Optimising subgrid-scale closures for spectral energy transfer in turbulent flows

Abstract

Subgrid-scale (SGS) modelling is formulated using a local transport of spectral kinetic energy estimated by a wavelet multiresolution analysis. Using a spectrally and spatially local decomposition by wavelet, the unresolved inter-scale energy transfer and modelled SGS dissipation are evaluated to enforce explicitly and optimally their balance a priori over a range of large-eddy simulation (LES) filter widths. The formulation determines SGS model constants that optimally describe the spectral energy balance between the resolved and unresolved scales at a given cutoff scale. The formulation is tested for incompressible homogeneous isotropic turbulence (HIT). One-parameter Smagorinsky- and Vreman-type eddy-viscosity closures are optimised for their model constants. The algorithm discovers the theoretical prediction of Lilly (The representation of small-scale turbulence in numerical simulation experiments.
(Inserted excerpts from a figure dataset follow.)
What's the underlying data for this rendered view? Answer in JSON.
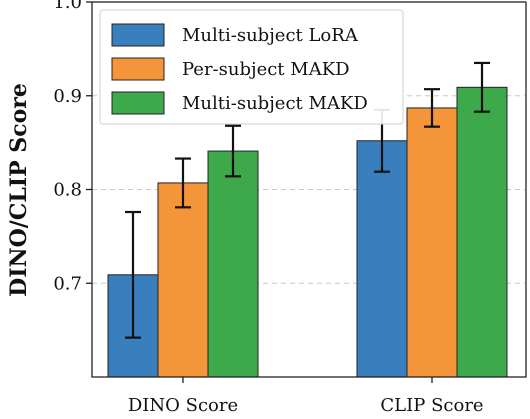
{
  "chart_data": {
    "type": "bar",
    "title": "",
    "xlabel": "",
    "ylabel": "DINO/CLIP Score",
    "categories": [
      "DINO Score",
      "CLIP Score"
    ],
    "ylim": [
      0.6,
      1.0
    ],
    "yticks": [
      0.7,
      0.8,
      0.9,
      1.0
    ],
    "ytick_labels": [
      "0.7",
      "0.8",
      "0.9",
      "1.0"
    ],
    "grid": "horizontal dashed",
    "legend_position": "top-left",
    "series": [
      {
        "name": "Multi-subject LoRA",
        "color": "#3a7fbd",
        "values": [
          0.709,
          0.852
        ],
        "errors": [
          0.067,
          0.033
        ]
      },
      {
        "name": "Per-subject MAKD",
        "color": "#f5953a",
        "values": [
          0.807,
          0.887
        ],
        "errors": [
          0.026,
          0.02
        ]
      },
      {
        "name": "Multi-subject MAKD",
        "color": "#3da94a",
        "values": [
          0.841,
          0.909
        ],
        "errors": [
          0.027,
          0.026
        ]
      }
    ]
  }
}
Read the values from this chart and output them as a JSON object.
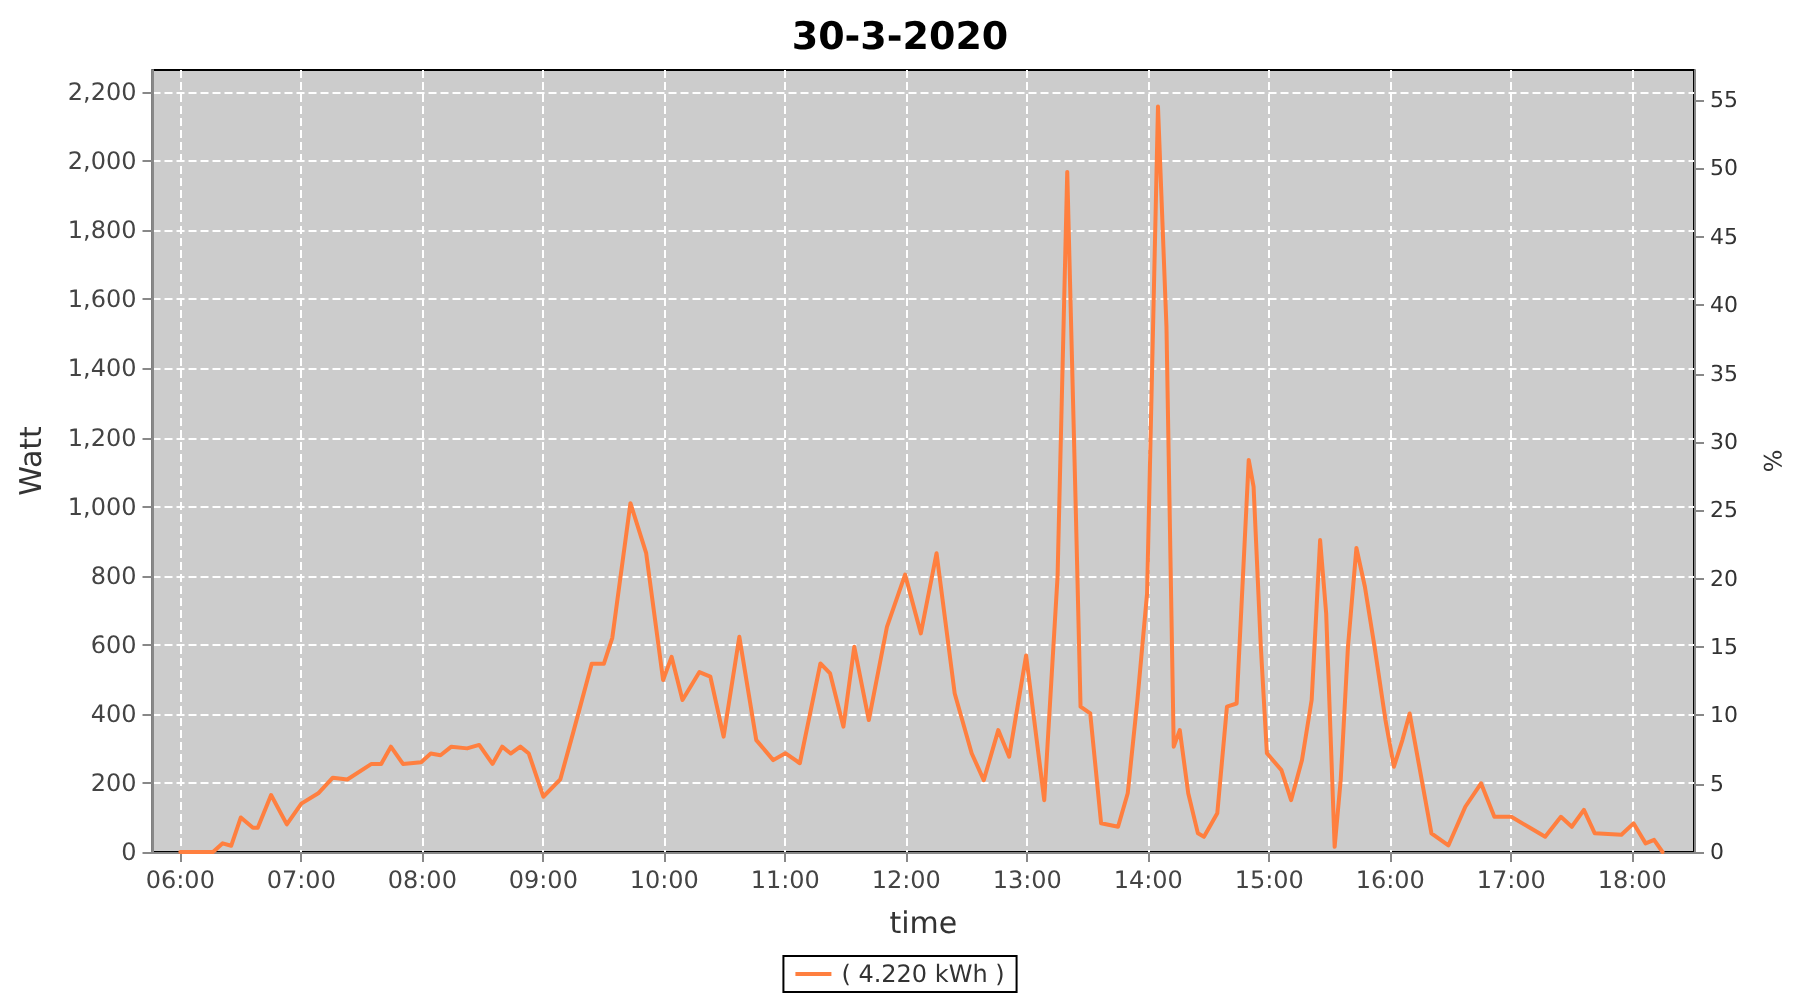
{
  "chart_data": {
    "type": "line",
    "title": "30-3-2020",
    "xlabel": "time",
    "ylabel": "Watt",
    "y2label": "%",
    "xlim": [
      5.77,
      18.51
    ],
    "xticks": [
      {
        "value": 6,
        "label": "06:00"
      },
      {
        "value": 7,
        "label": "07:00"
      },
      {
        "value": 8,
        "label": "08:00"
      },
      {
        "value": 9,
        "label": "09:00"
      },
      {
        "value": 10,
        "label": "10:00"
      },
      {
        "value": 11,
        "label": "11:00"
      },
      {
        "value": 12,
        "label": "12:00"
      },
      {
        "value": 13,
        "label": "13:00"
      },
      {
        "value": 14,
        "label": "14:00"
      },
      {
        "value": 15,
        "label": "15:00"
      },
      {
        "value": 16,
        "label": "16:00"
      },
      {
        "value": 17,
        "label": "17:00"
      },
      {
        "value": 18,
        "label": "18:00"
      }
    ],
    "ylim": [
      0,
      2264
    ],
    "yticks": [
      0,
      200,
      400,
      600,
      800,
      {
        "value": 1000,
        "label": "1,000"
      },
      {
        "value": 1200,
        "label": "1,200"
      },
      {
        "value": 1400,
        "label": "1,400"
      },
      {
        "value": 1600,
        "label": "1,600"
      },
      {
        "value": 1800,
        "label": "1,800"
      },
      {
        "value": 2000,
        "label": "2,000"
      },
      {
        "value": 2200,
        "label": "2,200"
      }
    ],
    "y2lim": [
      0,
      57.2
    ],
    "y2ticks": [
      0,
      5,
      10,
      15,
      20,
      25,
      30,
      35,
      40,
      45,
      50,
      55
    ],
    "grid": true,
    "legend": "bottom",
    "marker": "none",
    "line_style": "solid",
    "series": [
      {
        "name": "( 4.220 kWh )",
        "color": "#ff7f3f",
        "x": [
          6.0,
          6.27,
          6.35,
          6.42,
          6.5,
          6.6,
          6.64,
          6.75,
          6.88,
          7.0,
          7.14,
          7.26,
          7.38,
          7.58,
          7.66,
          7.74,
          7.84,
          7.99,
          8.07,
          8.15,
          8.24,
          8.37,
          8.47,
          8.58,
          8.66,
          8.73,
          8.81,
          8.88,
          9.0,
          9.14,
          9.25,
          9.4,
          9.5,
          9.57,
          9.72,
          9.85,
          9.99,
          10.06,
          10.15,
          10.29,
          10.38,
          10.49,
          10.62,
          10.76,
          10.9,
          11.0,
          11.12,
          11.29,
          11.37,
          11.48,
          11.57,
          11.69,
          11.84,
          11.99,
          12.12,
          12.25,
          12.4,
          12.54,
          12.64,
          12.76,
          12.85,
          12.99,
          13.14,
          13.25,
          13.33,
          13.4,
          13.44,
          13.52,
          13.61,
          13.75,
          13.83,
          13.91,
          13.99,
          14.08,
          14.15,
          14.21,
          14.26,
          14.33,
          14.41,
          14.46,
          14.57,
          14.65,
          14.73,
          14.83,
          14.87,
          14.93,
          14.98,
          15.1,
          15.18,
          15.27,
          15.35,
          15.42,
          15.47,
          15.54,
          15.59,
          15.65,
          15.72,
          15.79,
          15.87,
          15.96,
          16.03,
          16.1,
          16.16,
          16.23,
          16.34,
          16.48,
          16.62,
          16.75,
          16.86,
          17.0,
          17.14,
          17.28,
          17.41,
          17.5,
          17.6,
          17.69,
          17.91,
          18.01,
          18.11,
          18.18,
          18.25
        ],
        "values": [
          0,
          0,
          25,
          18,
          100,
          70,
          70,
          165,
          80,
          140,
          170,
          215,
          210,
          255,
          255,
          305,
          255,
          260,
          285,
          280,
          305,
          300,
          310,
          255,
          305,
          285,
          305,
          285,
          160,
          210,
          350,
          545,
          545,
          620,
          1010,
          865,
          498,
          565,
          440,
          521,
          508,
          334,
          623,
          324,
          266,
          286,
          257,
          546,
          517,
          363,
          594,
          382,
          652,
          803,
          633,
          865,
          459,
          286,
          208,
          353,
          276,
          569,
          150,
          797,
          1969,
          1000,
          421,
          401,
          83,
          73,
          170,
          440,
          749,
          2158,
          1521,
          305,
          353,
          170,
          54,
          44,
          112,
          421,
          430,
          1135,
          1058,
          594,
          286,
          237,
          150,
          266,
          440,
          903,
          691,
          15,
          208,
          594,
          880,
          768,
          594,
          382,
          247,
          324,
          401,
          266,
          54,
          19,
          131,
          199,
          102,
          102,
          73,
          44,
          102,
          73,
          122,
          54,
          50,
          83,
          25,
          35,
          0
        ]
      }
    ]
  }
}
In Proceedings of the IBM Scientific Computing Symposium on Environmental Sciences, pp. 195–210) at a filter cutoff scale in the inertial subrange, whereas the discovered constants deviate from the theoretical value at other cutoff scales so that the spectral optimum is achieved. The dynamic Smagorinsky model used a posteriori shows a suboptimal behaviour at filter scales larger than those in the inertial subrange. A two-parameter Clark-type closure model is optimised. The optimised constants provide evidence that the nonlinear gradient model of Clark et al. (J. Fluid Mech., vol. 91, issue 1, 1979, pp. 1–16) is prone to numerical instability due to its model form, and combining the pure gradient model with a dissipative model such as the classic Smagorinsky model enhances numerical stability but the standard mixed model is not optimal in terms of spectral energy transfer. A posteriori analysis shows that the optimised SGS models produce accurate LES results.